Researchers at the University of Michigan have conducted a study to determine the ideal number and locations of EV charging stations across Michigan highways. The Michigan Energy Office (MEO), which funded the study, will use the results as it allocates $9.9 million over the next three years for public EV charging stations across the state.
The study accounted for future projected EV demand and considered low, mixed, and high technology scenarios. The low-tech scenario called for 43 charging stations, 600 charging outlets, and a $28 million investment. The high-tech scenario called for 24 charging stations, 131 charging outlets, and an investment of $14.6 million. The mixed scenario, which was recommended by the study, called for 35 charging stations, 196 charging outlets, and an investment of $21.8 million. This scenario anticipates 70 kWh batteries and 150 kW chargers, as well as the need to accommodate smaller and older EVs.
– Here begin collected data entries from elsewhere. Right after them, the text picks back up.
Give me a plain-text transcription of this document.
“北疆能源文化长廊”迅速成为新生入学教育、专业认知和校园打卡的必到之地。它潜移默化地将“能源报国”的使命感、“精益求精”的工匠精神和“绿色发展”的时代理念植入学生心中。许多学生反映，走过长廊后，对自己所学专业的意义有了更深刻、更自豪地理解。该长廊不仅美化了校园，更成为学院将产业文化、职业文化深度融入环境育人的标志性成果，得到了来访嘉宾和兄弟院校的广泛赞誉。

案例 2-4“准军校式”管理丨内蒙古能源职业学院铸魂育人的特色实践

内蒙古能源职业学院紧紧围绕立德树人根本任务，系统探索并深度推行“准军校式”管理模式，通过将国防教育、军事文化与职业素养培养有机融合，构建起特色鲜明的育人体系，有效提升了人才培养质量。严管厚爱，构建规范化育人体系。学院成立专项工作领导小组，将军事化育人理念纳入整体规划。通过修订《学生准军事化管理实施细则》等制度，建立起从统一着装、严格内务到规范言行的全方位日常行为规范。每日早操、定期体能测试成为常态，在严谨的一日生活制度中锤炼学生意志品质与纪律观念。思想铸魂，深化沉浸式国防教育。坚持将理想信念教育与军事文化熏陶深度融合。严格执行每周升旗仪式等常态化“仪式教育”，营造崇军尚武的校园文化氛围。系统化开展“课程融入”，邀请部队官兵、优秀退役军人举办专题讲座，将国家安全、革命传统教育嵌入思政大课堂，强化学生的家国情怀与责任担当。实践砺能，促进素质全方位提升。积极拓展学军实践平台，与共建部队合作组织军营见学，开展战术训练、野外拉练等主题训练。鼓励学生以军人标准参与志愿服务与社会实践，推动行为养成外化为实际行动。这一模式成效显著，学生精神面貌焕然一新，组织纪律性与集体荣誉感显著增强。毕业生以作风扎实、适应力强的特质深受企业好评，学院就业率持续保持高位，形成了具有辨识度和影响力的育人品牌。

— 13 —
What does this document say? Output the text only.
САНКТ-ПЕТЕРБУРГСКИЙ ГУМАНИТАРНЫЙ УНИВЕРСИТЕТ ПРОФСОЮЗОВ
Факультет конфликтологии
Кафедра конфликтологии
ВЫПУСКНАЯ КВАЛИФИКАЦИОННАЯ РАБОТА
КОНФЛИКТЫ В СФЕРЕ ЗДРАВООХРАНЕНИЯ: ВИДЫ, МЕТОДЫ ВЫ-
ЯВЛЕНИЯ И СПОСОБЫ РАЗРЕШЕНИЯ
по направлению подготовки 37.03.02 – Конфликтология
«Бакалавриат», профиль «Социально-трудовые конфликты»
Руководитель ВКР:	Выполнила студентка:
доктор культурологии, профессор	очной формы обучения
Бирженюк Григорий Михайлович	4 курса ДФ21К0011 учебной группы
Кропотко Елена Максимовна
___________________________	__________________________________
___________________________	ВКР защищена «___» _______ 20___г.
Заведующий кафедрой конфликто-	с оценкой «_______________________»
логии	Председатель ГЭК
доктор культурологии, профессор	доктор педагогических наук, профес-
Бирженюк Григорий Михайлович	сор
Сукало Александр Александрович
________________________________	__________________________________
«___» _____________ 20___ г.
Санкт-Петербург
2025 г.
“This first-of-its-kind study will prove invaluable to Michigan regulators, policy makers, utilities, EV charging companies, municipalities and others as the network of fast-charging stations is developed along Michigan highways,” said Robert Jackson, director of the MEO.
The MEO is aiming to develop an effective DC fast charging network throughout Michigan by 2030. The next phase of the study will look at the placement of urban EV chargers. The study incorporates the input of stakeholders such as EV drivers, utilities, auto companies, charging station operators and other state agencies.